Старший полковой врач Куленбек и доктор Кессель оперировали. В целом Куленбек щадил доктора Кесселя, который, являясь в лазарете ассистентом врача, был сильно перегружен гражданской практикой и делами больничной кассы; но теперь наступление обеспечивало приток новых пациентов, и тут уж ничего не поделаешь. Счастье, что попадались всего лишь легкие случаи. Хотя, смотря что называть легкими случаями.
А поскольку они были настоящими врачами, то позже, расположившись в комнате Куленбека, они обсуждали свои случаи. Флуршютц тоже не заставил себя долго ждать.
"Жаль, что вас сегодня не было со мной, Флуршютц, вы бы уж отвели душу, — говорил Куленбек, — просто колоссально, сколько узнаешь… не сделай мы операцию, этот человек ковылял бы всю свою жизнь больным, — он засмеялся, — а теперь через шесть недель он вновь сможет стрелять",
Вмешался Кессель: "Хотел бы я, чтобы наши бедные пациенты, пользующиеся услугами больничной кассы, имели бы такие же условия, как и больные здесь".
Куленбек продолжил: "А вы знаете историю одного преступника, который проглотил рыбью косточку и которого прооперировали, чтобы утром повесить? Это, между прочим, наша профессия",
Флуршютц сказал: "Если бы забастовали врачи всех воюющих сторон, то и война скоро закончилась бы".
"Вот-вот Флуршютц, можете начинать".
Доктор Кессель произнес: "Как бы я хотел оттарабанить обратно эту ленточку… и не стыдно вам, Куленбек, так подставить старого коллегу!"

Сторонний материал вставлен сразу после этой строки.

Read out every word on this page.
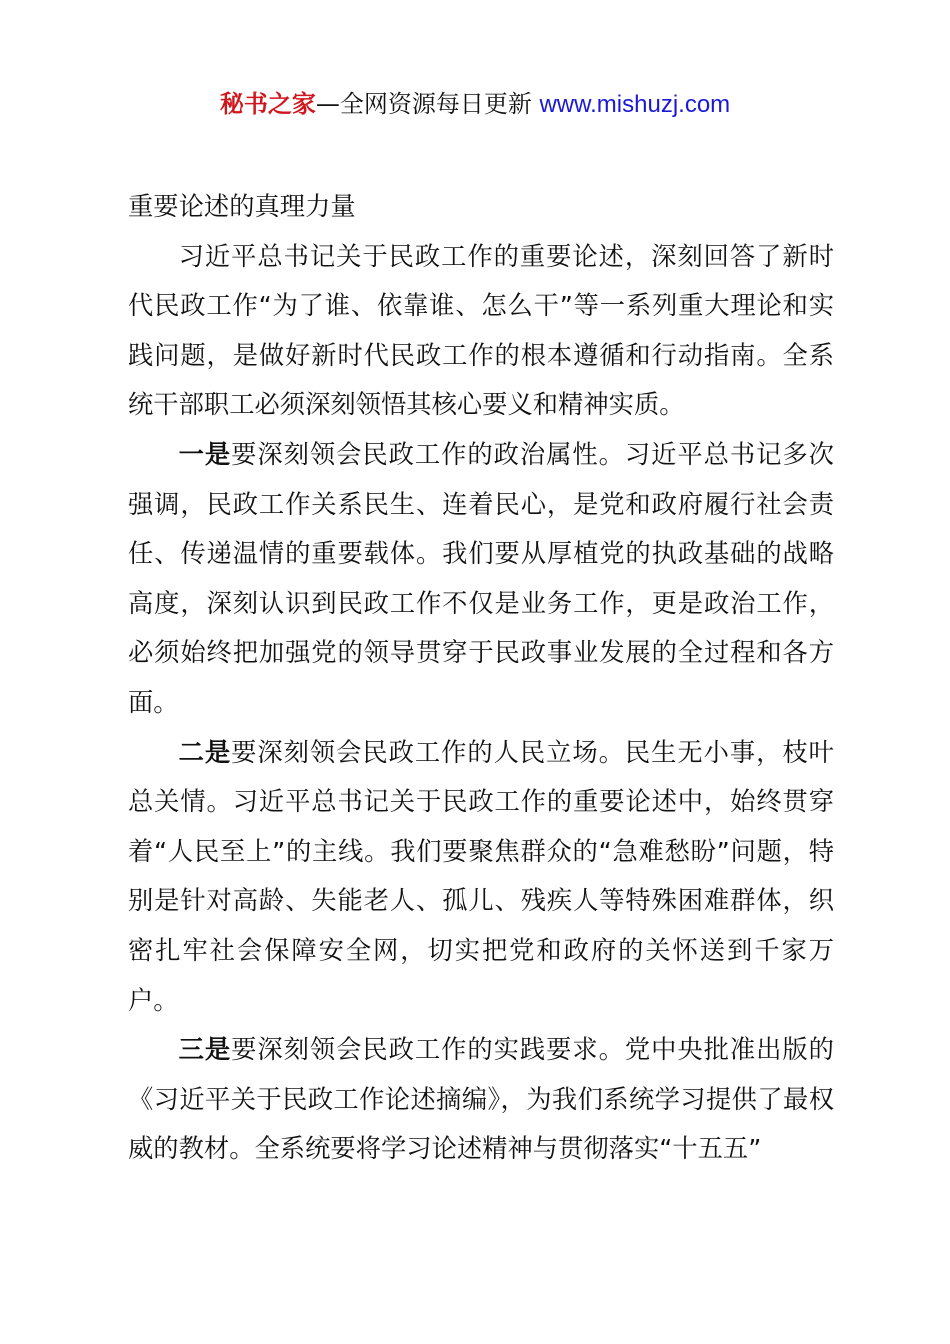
秘书之家—全网资源每日更新 www.mishuzj.com

重要论述的真理力量

习近平总书记关于民政工作的重要论述，深刻回答了新时代民政工作“为了谁、依靠谁、怎么干”等一系列重大理论和实践问题，是做好新时代民政工作的根本遵循和行动指南。全系统干部职工必须深刻领悟其核心要义和精神实质。

一是要深刻领会民政工作的政治属性。习近平总书记多次强调，民政工作关系民生、连着民心，是党和政府履行社会责任、传递温情的重要载体。我们要从厚植党的执政基础的战略高度，深刻认识到民政工作不仅是业务工作，更是政治工作，必须始终把加强党的领导贯穿于民政事业发展的全过程和各方面。

二是要深刻领会民政工作的人民立场。民生无小事，枝叶总关情。习近平总书记关于民政工作的重要论述中，始终贯穿着“人民至上”的主线。我们要聚焦群众的“急难愁盼”问题，特别是针对高龄、失能老人、孤儿、残疾人等特殊困难群体，织密扎牢社会保障安全网，切实把党和政府的关怀送到千家万户。

三是要深刻领会民政工作的实践要求。党中央批准出版的《习近平关于民政工作论述摘编》，为我们系统学习提供了最权威的教材。全系统要将学习论述精神与贯彻落实“十五五”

"А что мне было делать, я должен был представить вас. Для гражданских эта бело-черная штуковина выделяется по норме".
"Ага, и вы расхаживаете тут с бело-черной ленточкой. А впрочем, Флуршютц, вы уже давным-давно на очереди".
Флурщютц заявил: "В принципе, дело-то ведь в том, что сидишь вот здесь, говоришь о более или менее интересных случаях и ни о чем другом даже и не думаешь. Да у нас вообще нет;; времени думать о чем-то другом… И так везде. Потребляешь то, что делаешь, просто потребляешь и все",
Доктор Кессель встрепенулся: "О Боже милостивый, мне пятьдесят шесть, о чем мне еще думать! Я доволен уже тем, что вечером имею возможность лечь в свою постель".

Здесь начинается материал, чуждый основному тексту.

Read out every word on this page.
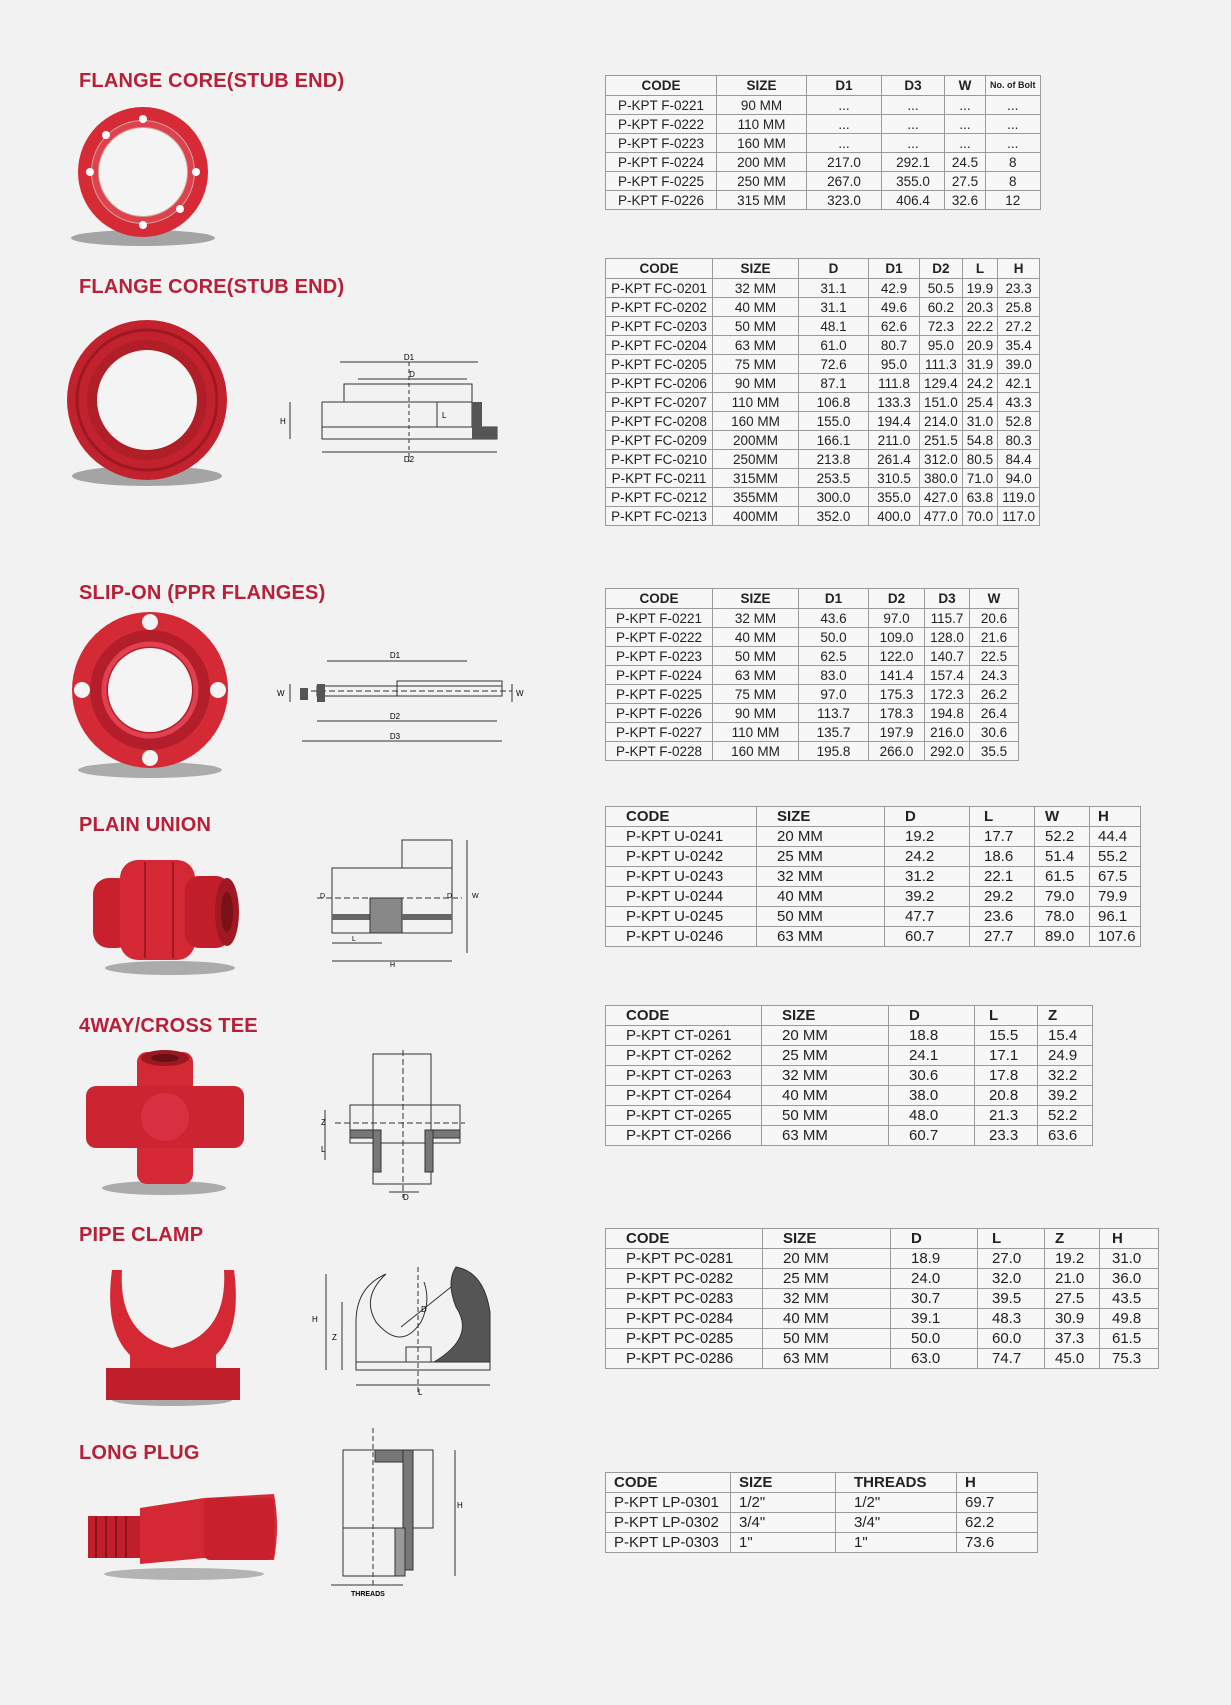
FLANGE CORE(STUB END)	CODE	SIZE	D1	D3	W	No. of Bolt
P-KPT F-0221	90 MM	...	...	...	...
P-KPT F-0222	110 MM	...	...	...	...
P-KPT F-0223	160 MM	...	...	...	...
P-KPT F-0224	200 MM	217.0	292.1	24.5	8
P-KPT F-0225	250 MM	267.0	355.0	27.5	8
P-KPT F-0226	315 MM	323.0	406.4	32.6	12
FLANGE CORE(STUB END)
D1
D
D2
H
L
CODE	SIZE	D	D1	D2	L	H
P-KPT FC-0201	32 MM	31.1	42.9	50.5	19.9	23.3
P-KPT FC-0202	40 MM	31.1	49.6	60.2	20.3	25.8
P-KPT FC-0203	50 MM	48.1	62.6	72.3	22.2	27.2
P-KPT FC-0204	63 MM	61.0	80.7	95.0	20.9	35.4
P-KPT FC-0205	75 MM	72.6	95.0	111.3	31.9	39.0
P-KPT FC-0206	90 MM	87.1	111.8	129.4	24.2	42.1
P-KPT FC-0207	110 MM	106.8	133.3	151.0	25.4	43.3
P-KPT FC-0208	160 MM	155.0	194.4	214.0	31.0	52.8
P-KPT FC-0209	200MM	166.1	211.0	251.5	54.8	80.3
P-KPT FC-0210	250MM	213.8	261.4	312.0	80.5	84.4
P-KPT FC-0211	315MM	253.5	310.5	380.0	71.0	94.0
P-KPT FC-0212	355MM	300.0	355.0	427.0	63.8	119.0
P-KPT FC-0213	400MM	352.0	400.0	477.0	70.0	117.0
SLIP-ON (PPR FLANGES)
D1
D2
D3
W	W
CODE	SIZE	D1	D2	D3	W
P-KPT F-0221	32 MM	43.6	97.0	115.7	20.6
P-KPT F-0222	40 MM	50.0	109.0	128.0	21.6
P-KPT F-0223	50 MM	62.5	122.0	140.7	22.5
P-KPT F-0224	63 MM	83.0	141.4	157.4	24.3
P-KPT F-0225	75 MM	97.0	175.3	172.3	26.2
P-KPT F-0226	90 MM	113.7	178.3	194.8	26.4
P-KPT F-0227	110 MM	135.7	197.9	216.0	30.6
P-KPT F-0228	160 MM	195.8	266.0	292.0	35.5
PLAIN UNION
D	D	W
L
H
CODE	SIZE	D	L	W	H
P-KPT U-0241	20 MM	19.2	17.7	52.2	44.4
P-KPT U-0242	25 MM	24.2	18.6	51.4	55.2
P-KPT U-0243	32 MM	31.2	22.1	61.5	67.5
P-KPT U-0244	40 MM	39.2	29.2	79.0	79.9
P-KPT U-0245	50 MM	47.7	23.6	78.0	96.1
P-KPT U-0246	63 MM	60.7	27.7	89.0	107.6
4WAY/CROSS TEE
Z
L
D
CODE	SIZE	D	L	Z
P-KPT CT-0261	20 MM	18.8	15.5	15.4
P-KPT CT-0262	25 MM	24.1	17.1	24.9
P-KPT CT-0263	32 MM	30.6	17.8	32.2
P-KPT CT-0264	40 MM	38.0	20.8	39.2
P-KPT CT-0265	50 MM	48.0	21.3	52.2
P-KPT CT-0266	63 MM	60.7	23.3	63.6
PIPE CLAMP
H
Z
D
L
CODE	SIZE	D	L	Z	H
P-KPT PC-0281	20 MM	18.9	27.0	19.2	31.0
P-KPT PC-0282	25 MM	24.0	32.0	21.0	36.0
P-KPT PC-0283	32 MM	30.7	39.5	27.5	43.5
P-KPT PC-0284	40 MM	39.1	48.3	30.9	49.8
P-KPT PC-0285	50 MM	50.0	60.0	37.3	61.5
P-KPT PC-0286	63 MM	63.0	74.7	45.0	75.3
LONG PLUG
H
THREADS
CODE	SIZE	THREADS	H
P-KPT LP-0301	1/2"	1/2"	69.7
P-KPT LP-0302	3/4"	3/4"	62.2
P-KPT LP-0303	1"	1"	73.6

Вмешался Куленбек: "Не выпьете ли крепенького из полковых запасов? В два часа мы снова получим кое-что на двадцать человек… Останетесь до приема здесь?"
Он поднялся, подошел к шкафу с медикаментами, который стоял у окна, и достал бутылку коньяка и три рюмки. Он стоял в профиль, на фоне окна резко выделялась его бородка, которая казалась роскошной.

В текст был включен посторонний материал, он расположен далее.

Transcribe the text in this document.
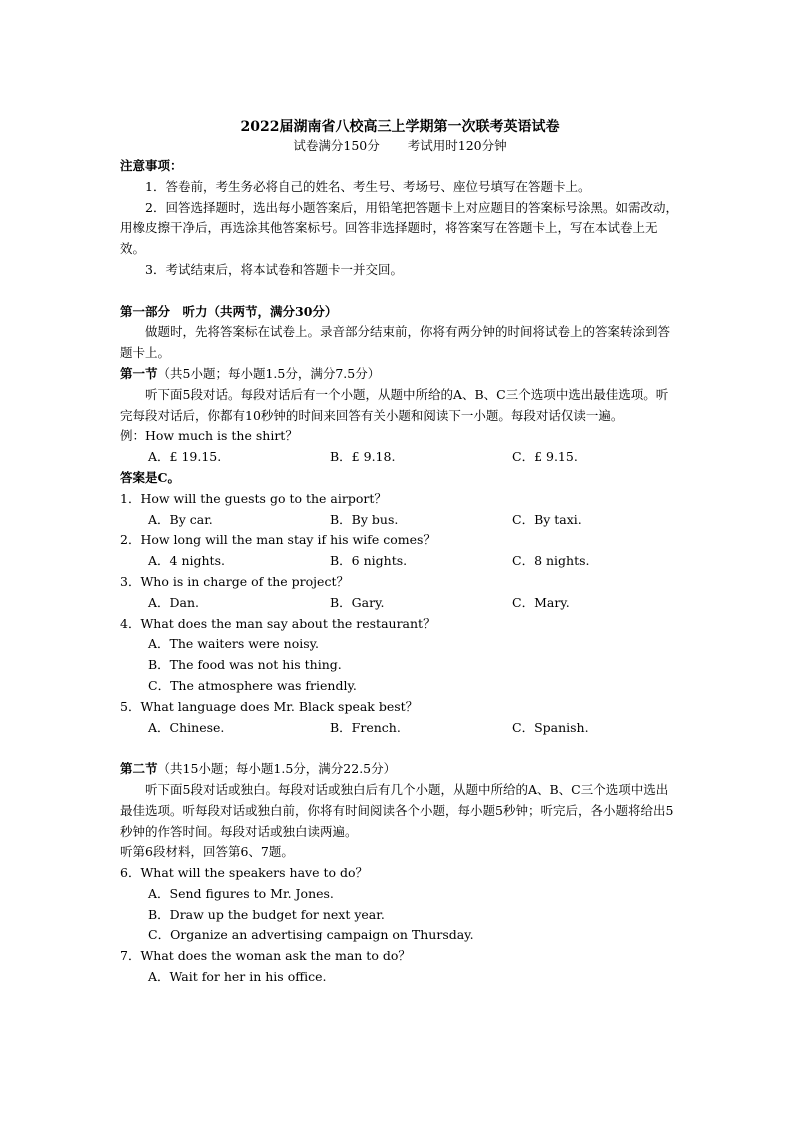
2022届湖南省八校高三上学期第一次联考英语试卷

试卷满分150分 考试用时120分钟

注意事项：

1．答卷前，考生务必将自己的姓名、考生号、考场号、座位号填写在答题卡上。

2．回答选择题时，选出每小题答案后，用铅笔把答题卡上对应题目的答案标号涂黑。如需改动，用橡皮擦干净后，再选涂其他答案标号。回答非选择题时，将答案写在答题卡上，写在本试卷上无效。

3．考试结束后，将本试卷和答题卡一并交回。

第一部分　听力（共两节，满分30分）

做题时，先将答案标在试卷上。录音部分结束前，你将有两分钟的时间将试卷上的答案转涂到答题卡上。

第一节（共5小题；每小题1.5分，满分7.5分）

听下面5段对话。每段对话后有一个小题，从题中所给的A、B、C三个选项中选出最佳选项。听完每段对话后，你都有10秒钟的时间来回答有关小题和阅读下一小题。每段对话仅读一遍。

例：How much is the shirt？

A．£ 19.15.	B．£ 9.18.	C．£ 9.15.

答案是C。

1．How will the guests go to the airport？

A．By car.	B．By bus.	C．By taxi.

2．How long will the man stay if his wife comes？

A．4 nights.	B．6 nights.	C．8 nights.

3．Who is in charge of the project？

A．Dan.	B．Gary.	C．Mary.

4．What does the man say about the restaurant？

A．The waiters were noisy.

B．The food was not his thing.

C．The atmosphere was friendly.

5．What language does Mr. Black speak best？

A．Chinese.	B．French.	C．Spanish.

第二节（共15小题；每小题1.5分，满分22.5分）

听下面5段对话或独白。每段对话或独白后有几个小题，从题中所给的A、B、C三个选项中选出最佳选项。听每段对话或独白前，你将有时间阅读各个小题，每小题5秒钟；听完后，各小题将给出5秒钟的作答时间。每段对话或独白读两遍。

听第6段材料，回答第6、7题。

6．What will the speakers have to do？

A．Send figures to Mr. Jones.

B．Draw up the budget for next year.

C．Organize an advertising campaign on Thursday.

7．What does the woman ask the man to do？

A．Wait for her in his office.
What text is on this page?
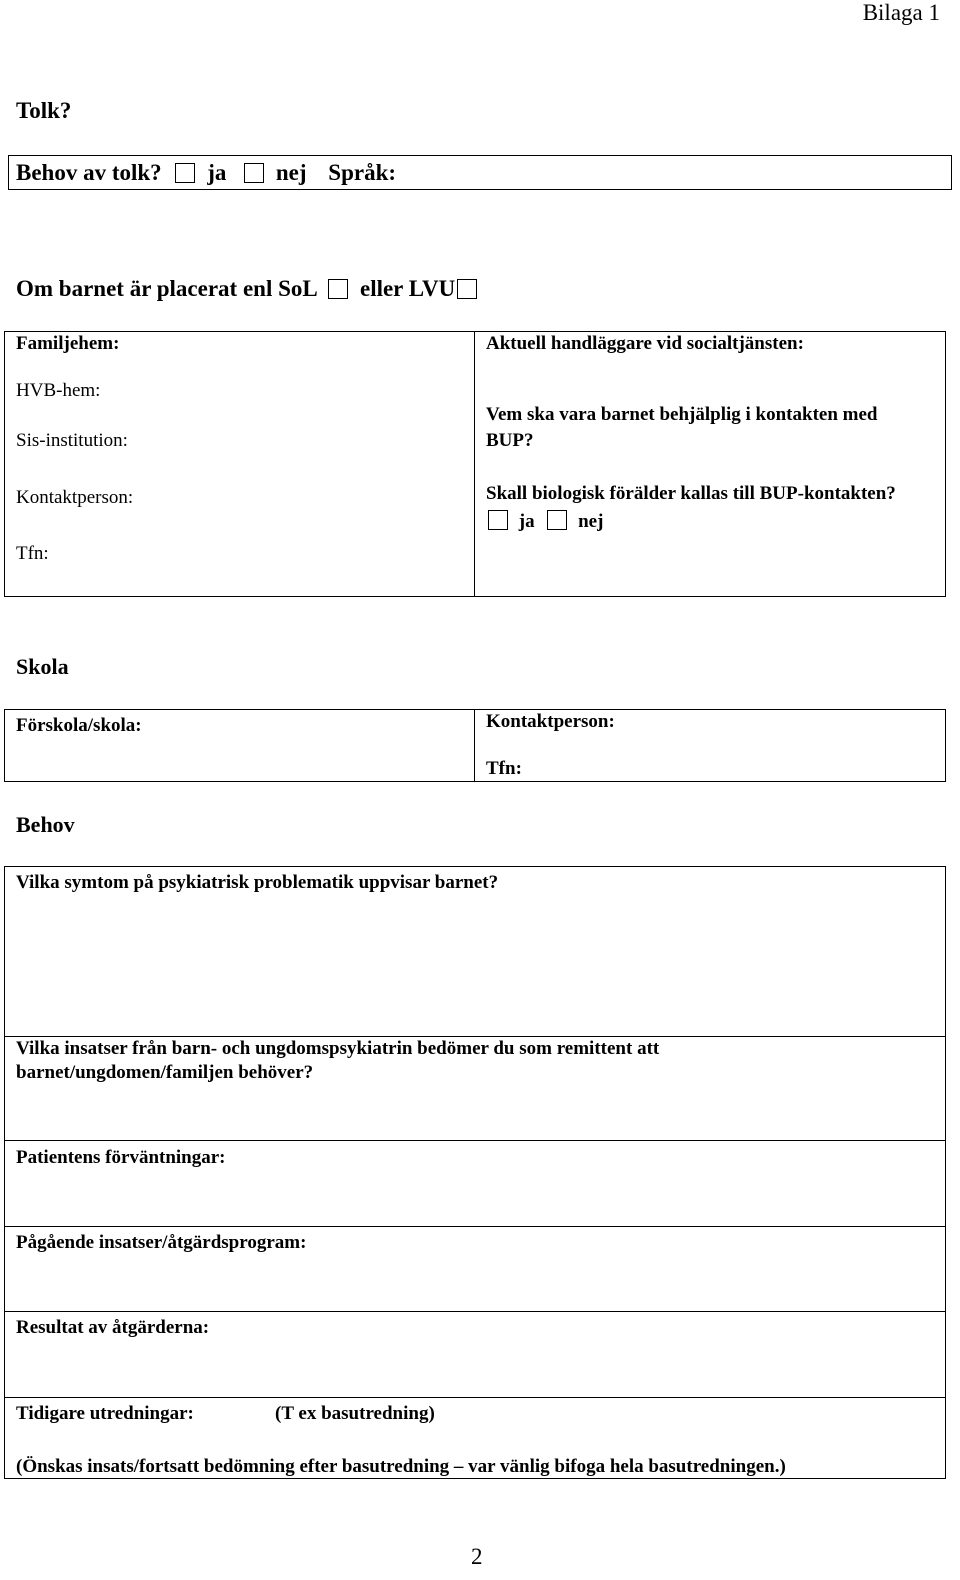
Bilaga 1
Tolk?
Behov av tolk? ja nej Språk:
Om barnet är placerat enl SoL eller LVU
Familjehem:
HVB-hem:
Sis-institution:
Kontaktperson:
Tfn:
Aktuell handläggare vid socialtjänsten:
Vem ska vara barnet behjälplig i kontakten med
BUP?
Skall biologisk förälder kallas till BUP-kontakten?
ja nej
Skola
Förskola/skola:	Kontaktperson:
Tfn:
Behov
Vilka symtom på psykiatrisk problematik uppvisar barnet?
Vilka insatser från barn- och ungdomspsykiatrin bedömer du som remittent att
barnet/ungdomen/familjen behöver?
Patientens förväntningar:
Pågående insatser/åtgärdsprogram:
Resultat av åtgärderna:
Tidigare utredningar:	(T ex basutredning)
(Önskas insats/fortsatt bedömning efter basutredning – var vänlig bifoga hela basutredningen.)
2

Флуршютц сказал: "Профессия, в которую нас угораздило вляпаться, выматывает нас всех без остатка. И военное дело, и патриотизм есть не что иное, как такого же рода профессии.
"Слава Богу, — вставил Куленбек, — врачам нет нужды философствовать".
Вошла сестра Матильда. От нее исходил запах свежевымытого тела. Или считалось, что она должна так пахнуть. Ее узкое длинноносое лицо контрастировало с красными руками служанки.
"Господин старший полковой врач, позвонили с вокзала, транспорт уже прибыл".
"Очень хорошо, еще сигаретку на прощанье. Сестра, вы едете со мной?"
"На вокзале есть сестра Карла и сестра Эмми".
"Хорошо. Значит, вперед, Флуршютц".
"Под звуки фанфар и звон литавр", — высокопарно, но без соответствующего настроения произнес доктор Кессель.
Сестра Матильда остановилась у двери, Ей нравилось находиться здесь, во врачебной комнате, Когда все вышли, Флуршютц обратил внимание на белизну ее мраморной шеи, увидел веснушки у корней волос, и его охватило легкое волнение.
"Доброго вам дня, сестра", — произнес старший полковой врач.
"Всего хорошего, сестра", — не задержался с пожеланием; Флуршютц.
"Храни вас Господь", — сказал доктор Кессель.